Love Potion Number Nine
The romantic tale of Tristan and Isolde dates to the 11th century and exists in many versions. The basic situation is that aged King Mark sends his nephew, Sir Tristan, to fetch the king’s bride, Princess Isolde. And on the ship back to Mark’s kingdom, the two young people fall in love and become lovers.
But that’s not really what happens, according to the centuries of this story’s retelling. The key to the Tristan and Isolde love story is the love potion that Isolde’s servant gives them. It is the reason they become deaf to honor and to duty. The love potion makes them betray others, and also makes their love so strong that no arguments of common sense can penetrate it. The story continues with Isolde marrying King Mark yet trysting secretly with Tristan. Of course the lovers get caught. It doesn’t end happily.
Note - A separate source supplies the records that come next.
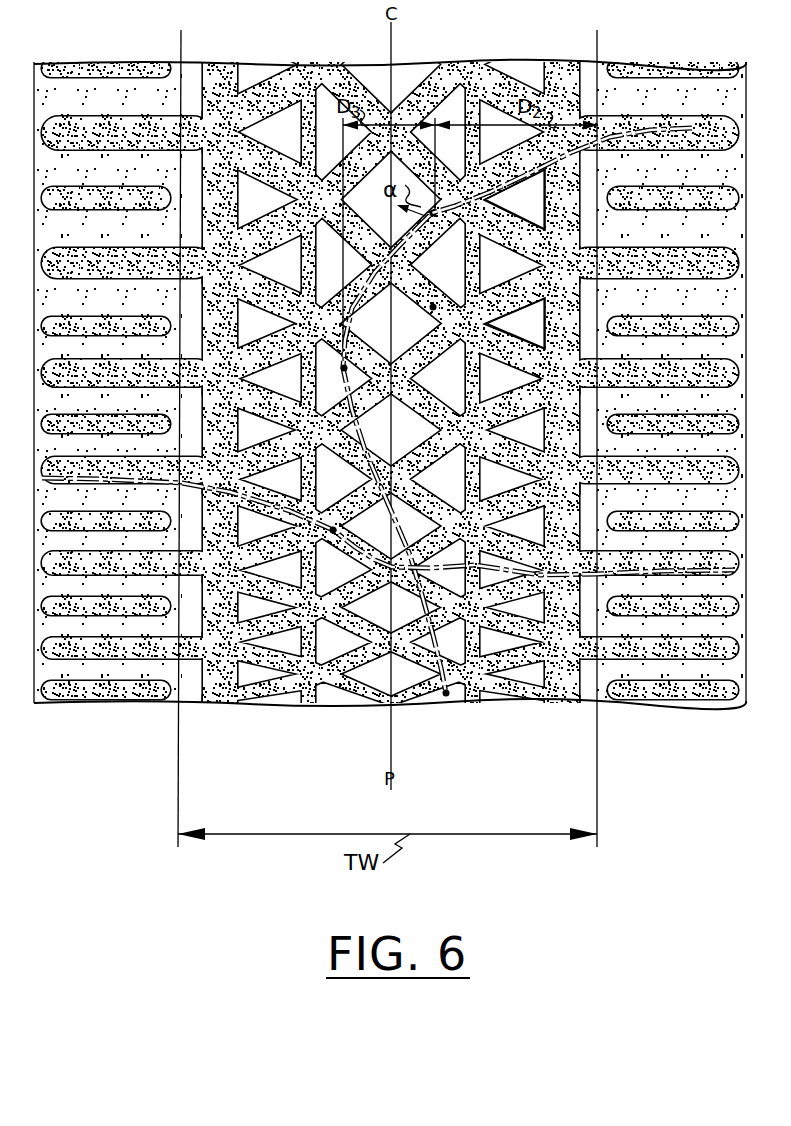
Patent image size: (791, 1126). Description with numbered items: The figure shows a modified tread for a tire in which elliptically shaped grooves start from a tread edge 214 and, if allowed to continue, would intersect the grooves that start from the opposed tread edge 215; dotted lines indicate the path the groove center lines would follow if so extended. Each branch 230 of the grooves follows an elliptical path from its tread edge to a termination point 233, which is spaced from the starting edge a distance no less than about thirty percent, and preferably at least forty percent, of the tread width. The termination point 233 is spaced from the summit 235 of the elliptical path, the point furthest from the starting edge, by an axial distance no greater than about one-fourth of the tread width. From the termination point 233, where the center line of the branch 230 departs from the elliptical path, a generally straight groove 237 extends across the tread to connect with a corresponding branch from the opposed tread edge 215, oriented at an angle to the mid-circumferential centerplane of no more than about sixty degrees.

The tread edge 214 is at (166, 642).
The opposed tread edge 215 is at (604, 703).
The branches of the grooves 230 is at (539, 238).
The termination point 233 is at (433, 307).
The summit of the elliptical path 235 is at (341, 369).
The groove 237 is at (388, 410).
The story we know best today is that of the opera version by Richard Wagner, “Tristan und Isolde,” based on a 19th century German retelling. At the beginning, Isolde vengefully wants to poison Tristan for having killed her betrothed. She demands that he drink a potion that she also drinks. And both of them believe it will kill them. Instead, her servant has substituted a love potion. It unleashes their mad passion, a passion so consuming that they cannot contemplate a life without it. To them, love is life, and love is death. Love is both night and day, all of light and all of darkness. It’s amazing. Wagner knew what he was doing when he created the mystical, moving music that tells this intensely romantic story. It can’t be called a tragedy when the lovers achieve an apotheosis that is so intense.
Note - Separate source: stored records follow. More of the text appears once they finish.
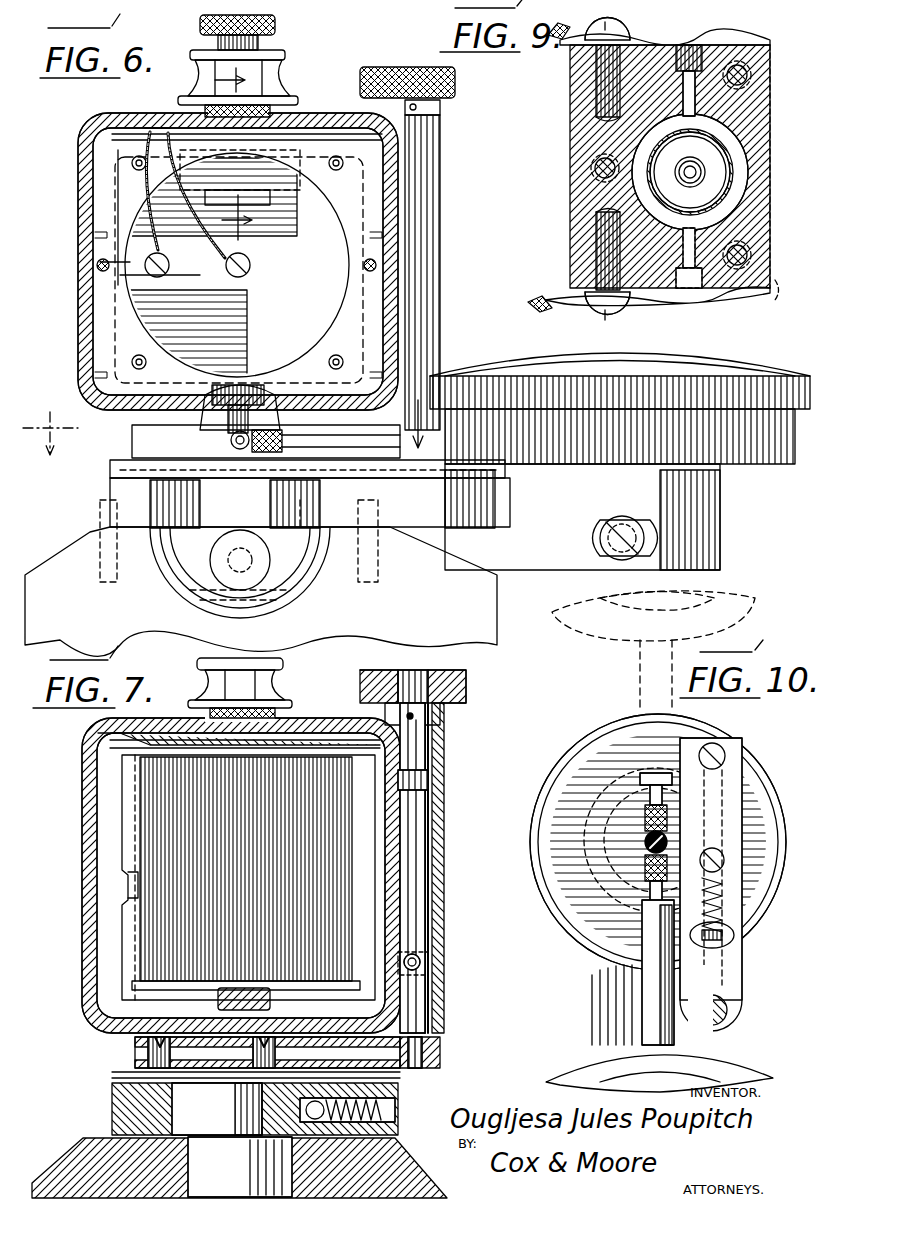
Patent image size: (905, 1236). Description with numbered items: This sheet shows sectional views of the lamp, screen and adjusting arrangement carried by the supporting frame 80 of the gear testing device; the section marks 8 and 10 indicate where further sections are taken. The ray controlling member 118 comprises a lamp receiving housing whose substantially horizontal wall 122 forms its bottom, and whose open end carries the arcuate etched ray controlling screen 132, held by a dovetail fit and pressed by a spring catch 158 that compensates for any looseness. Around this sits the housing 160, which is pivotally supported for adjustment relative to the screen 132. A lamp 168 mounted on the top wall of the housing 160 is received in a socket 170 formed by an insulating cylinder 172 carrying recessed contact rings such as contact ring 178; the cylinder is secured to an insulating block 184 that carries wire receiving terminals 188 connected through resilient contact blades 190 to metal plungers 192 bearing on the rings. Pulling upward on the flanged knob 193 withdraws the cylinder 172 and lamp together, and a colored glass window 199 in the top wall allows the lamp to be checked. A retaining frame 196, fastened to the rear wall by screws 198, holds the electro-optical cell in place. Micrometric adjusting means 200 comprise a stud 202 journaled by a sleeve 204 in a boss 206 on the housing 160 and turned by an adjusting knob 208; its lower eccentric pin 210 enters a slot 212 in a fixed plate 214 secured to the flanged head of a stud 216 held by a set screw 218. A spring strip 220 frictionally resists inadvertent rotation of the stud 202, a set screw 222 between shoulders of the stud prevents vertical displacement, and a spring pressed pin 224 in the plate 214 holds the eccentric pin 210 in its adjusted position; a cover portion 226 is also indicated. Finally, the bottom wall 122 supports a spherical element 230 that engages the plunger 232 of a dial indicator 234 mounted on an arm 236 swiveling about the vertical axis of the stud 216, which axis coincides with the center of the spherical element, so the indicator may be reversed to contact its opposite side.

In FIG. 6, the section line 8- 8 is at (225, 154).
In FIG. 6, the section line 10- 10 is at (227, 416).
In FIG. 6, the supporting frame 80 is at (526, 639).
In FIG. 7, the supporting frame 80 is at (239, 1167).
In FIG. 10, the supporting frame 80 is at (652, 972).
In FIG. 7, the ray controlling member 118 is at (107, 789).
In FIG. 7, the horizontal wall 122 is at (198, 988).
In FIG. 7, the ray controlling screen 132 is at (130, 850).
In FIG. 7, the spring catch 158 is at (128, 890).
In FIG. 6, the housing 160 is at (90, 152).
In FIG. 7, the housing 160 is at (98, 745).
In FIG. 6, the lamp 168 is at (252, 257).
In FIG. 6, the socket 170 is at (278, 207).
In FIG. 9, the insulating cylinder 172 is at (750, 140).
In FIG. 9, the contact ring 178 is at (600, 158).
In FIG. 9, the insulating block 184 is at (578, 200).
In FIG. 9, the wire receiving terminals 188 is at (622, 36).
In FIG. 9, the resilient contact blades 190 is at (692, 40).
In FIG. 9, the metal plungers 192 is at (722, 46).
In FIG. 6, the flanged knob 193 is at (270, 63).
In FIG. 7, the flanged knob 193 is at (282, 680).
In FIG. 6, the retaining frame 196 is at (128, 341).
In FIG. 6, the screws 198 is at (96, 268).
In FIG. 6, the window 199 is at (200, 104).
In FIG. 6, the micrometric adjusting means 200 is at (351, 61).
In FIG. 7, the micrometric adjusting means 200 is at (480, 688).
In FIG. 7, the stud 202 is at (415, 848).
In FIG. 7, the sleeve 204 is at (432, 824).
In FIG. 6, the boss 206 is at (428, 166).
In FIG. 7, the boss 206 is at (442, 800).
In FIG. 6, the adjusting knob 208 is at (458, 90).
In FIG. 7, the adjusting knob 208 is at (466, 700).
In FIG. 7, the eccentric pin 210 is at (442, 1050).
In FIG. 10, the eccentric pin 210 is at (728, 1014).
In FIG. 10, the slot 212 is at (735, 1004).
In FIG. 7, the fixed plate 214 is at (135, 1048).
In FIG. 10, the fixed plate 214 is at (722, 958).
In FIG. 7, the stud 216 is at (185, 1090).
In FIG. 10, the stud 216 is at (646, 820).
In FIG. 6, the set screw 218 is at (258, 570).
In FIG. 7, the spring strip 220 is at (440, 770).
In FIG. 7, the set screw 222 is at (432, 962).
In FIG. 7, the spring pressed pin 224 is at (390, 1078).
In FIG. 10, the spring pressed pin 224 is at (728, 936).
In FIG. 7, the cover 226 is at (313, 740).
In FIG. 6, the spherical element 230 is at (230, 444).
In FIG. 10, the spherical element 230 is at (644, 840).
In FIG. 6, the plunger 232 is at (288, 415).
In FIG. 10, the plunger 232 is at (650, 870).
In FIG. 6, the dial indicator 234 is at (503, 374).
In FIG. 6, the arm 236 is at (708, 504).
In FIG. 10, the arm 236 is at (737, 606).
Of course I went home on a high from seeing this opera (inexpensively at a convenient simulcast to a movie theater in hi-def), and my significant other said the equivalent of “Bah, humbug!” He thinks that a romance in which the love happens because of a love potion is no romance at all. But I disagree with him. I think he is being too literal. When the tale of Tristan and Isolde was a big deal, 900 years ago and thereafter, the concept of individual free will didn’t really exist. People were born into a hierarchy, and they knew they had duties to perform. And beyond that, whatever inchoate urgings they had were kept to themselves. Maybe never even examined. It’s not that people were lacking in a desire to love, or in an ability to love. They just didn’t have a way to think about love, a path, if you will, for their thoughts and feelings.
So what’s really happening in Tristan und Isolde is that the love potion is made the symbol of emotions for which the characters don’t know how to take responsibility. Today, careless people mess up their love lives and irresponsibly shrug and say “It just happened.” But almost a millennium ago, people said, in confusion and amazement, “It was a potion,” or “It was witchcraft.” They had no other way to explain why they were impelled to turn their backs on honor and duty in the name of love.
Honor and duty, especially family duty or duty to an overlord, have ruled society for far longer than free will has. Today, most of us live our lives believing we have free will, often in spite of evidence that we are trapped in many ways. One of the reasons that romances retain eternal relevance to the human condition is that they encapsulate some of the most irrational, inconvenient, impractical, and downright suicidal yearnings of which men and woman are capable. It’s crazy for Tristan and Isolde to be in love and to act on their love. But they simply cannot resist the ineffable pull to one another. Tristan’s last words are of his endless yearning for his beloved. Even in death, there is peace for them because they will be together, inseparably in love.
I don’t care if it was a love potion that started it. This is love.